Creating demand is one of the best business strategies out there. About 22 million Americans visit their local chiropractors for treatment each year, 35% of whom seek out treatment for back pain caused by accidents, muscle strains, sports injuries or other situations; but even so, it can be tough for Doctors of Chiropractic (DCs) to generate demand. After all, any attempt to do so would likely result in assault and battery charges.
Unless you’re as clever as Matthew Stammerjohan.
This past May, the Californian chiropractor participated in the Calaveras County Fair Destruction Derby after winning the chance to do so through a Friends of the Calaveras County Fair drawing.
“It was brutal,” said Stammerjohan. “They [the other drivers] took me out in the first heat.”
Fortunately, Stammerjohan’s pit crew got him back in the game, where he continued to spread destruction and mayhem. Eventually, he was one of the last two standing, putting him in the finals.
Naturally, Stammerjohan did not enter the “brutal” destruction derby to hurt people and generate new business; auto accident injuries are quite serious. Even the victims of the most minor fender bender should probably see a chiropractor. Injuries may even occur at speeds less than five miles per hour. Stammerjohan merely wanted the free publicity that came with participating.

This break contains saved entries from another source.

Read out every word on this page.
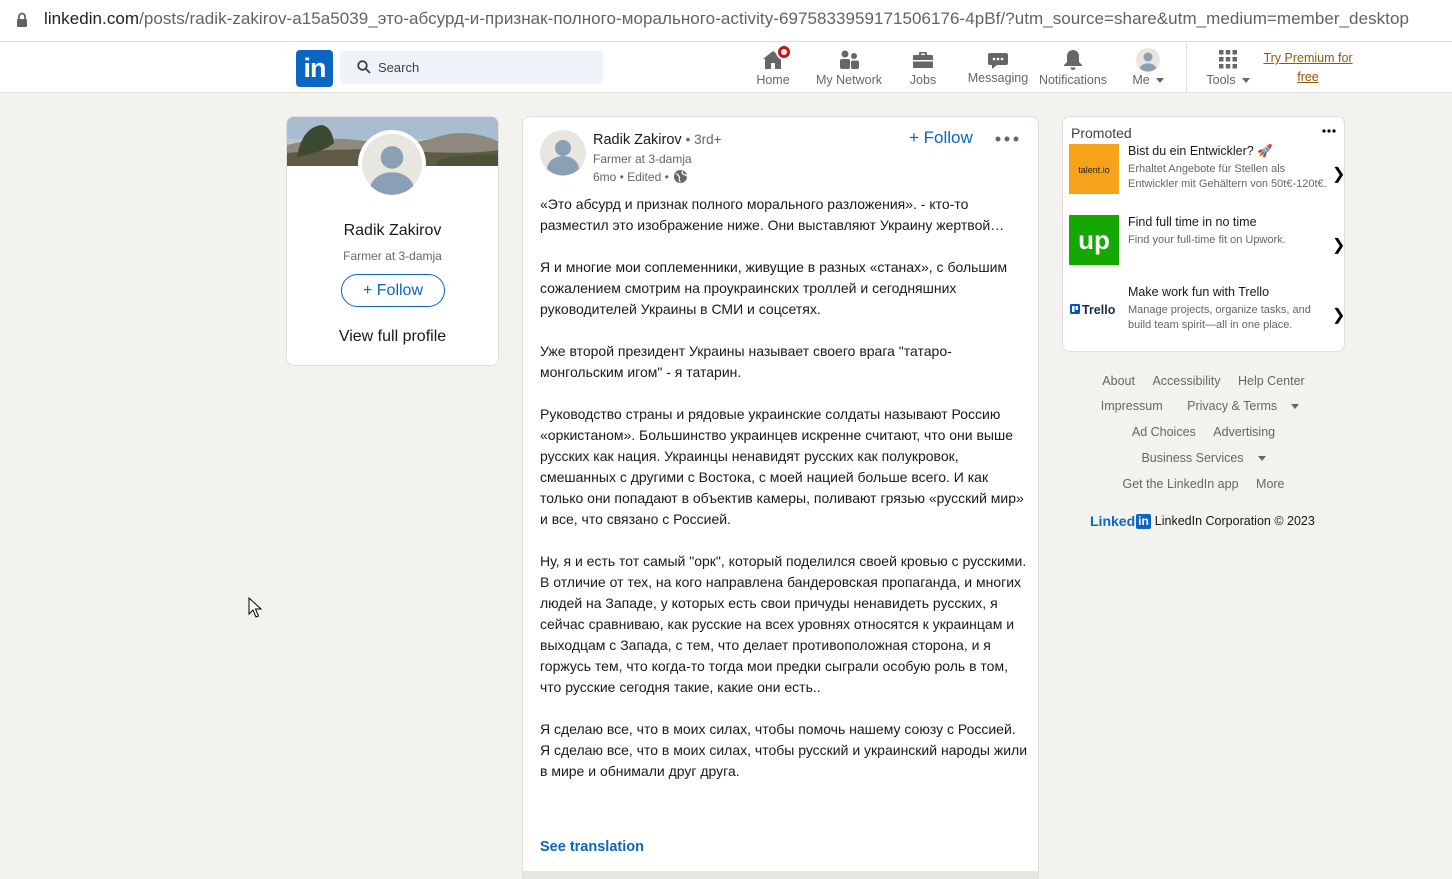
linkedin.com/posts/radik-zakirov-a15a5039_это-абсурд-и-признак-полного-морального-activity-6975833959171506176-4pBf/?utm_source=share&utm_medium=member_desktop
in	Search
Home	My Network	Jobs	Messaging Notifications	Me	Tools
Try Premium for
free
Radik Zakirov
Farmer at 3-damja
+ Follow
View full profile
Radik Zakirov • 3rd+
Farmer at 3-damja
6mo • Edited •
+ Follow

«Это абсурд и признак полного морального разложения». - кто-то разместил это изображение ниже. Они выставляют Украину жертвой…

Я и многие мои соплеменники, живущие в разных «станах», с большим сожалением смотрим на проукраинских троллей и сегодняшних руководителей Украины в СМИ и соцсетях.

Уже второй президент Украины называет своего врага "татаро-монгольским игом" - я татарин.

Руководство страны и рядовые украинские солдаты называют Россию «оркистаном». Большинство украинцев искренне считают, что они выше русских как нация. Украинцы ненавидят русских как полукровок, смешанных с другими с Востока, с моей нацией больше всего. И как только они попадают в объектив камеры, поливают грязью «русский мир» и все, что связано с Россией.

Ну, я и есть тот самый "орк", который поделился своей кровью с русскими. В отличие от тех, на кого направлена бандеровская пропаганда, и многих людей на Западе, у которых есть свои причуды ненавидеть русских, я сейчас сравниваю, как русские на всех уровнях относятся к украинцам и выходцам с Запада, с тем, что делает противоположная сторона, и я горжусь тем, что когда-то тогда мои предки сыграли особую роль в том, что русские сегодня такие, какие они есть..

Я сделаю все, что в моих силах, чтобы помочь нашему союзу с Россией. Я сделаю все, что в моих силах, чтобы русский и украинский народы жили в мире и обнимали друг друга.

See translation
Promoted
talent.io
Bist du ein Entwickler? 🚀
Erhaltet Angebote für Stellen als Entwickler mit Gehältern von 50t€-120t€.
❯
up
Find full time in no time
Find your full-time fit on Upwork.	❯
Trello
Make work fun with Trello
Manage projects, organize tasks, and build team spirit—all in one place.
❯
About Accessibility Help Center
Impressum Privacy & Terms
Ad Choices Advertising
Business Services
Get the LinkedIn app More
Linked in LinkedIn Corporation © 2023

Although it’s hard to believe that such minor accidents can be injurious, research on low speed rear impact tests show that 29% of people developed the symptoms of whiplash at speeds of just 2.5 miles per hour. What’s more, a rear end collision of just 10 miles per hour can produce up to nine Gs of force on a victim’s neck.
Whiplash is also far more serious than people make it out to be. Though it takes a couple days to begin to affect the victim, whiplash will eventually cause pain and stiffness in the neck, a decreased range of motion, pain when shaking or nodding the head, headaches, dizziness, nausea, and/or blurred vision.
While accidents do happen, they’re not as often as most might think. As one study from 2005 concludes, “These data suggest that derby drivers sustain less chronic neck pain after multiple car collision events than might otherwise be expected.”
Ultimately, Stammerjohan held his own in the finals, but says that “I let the big boys battle it out.”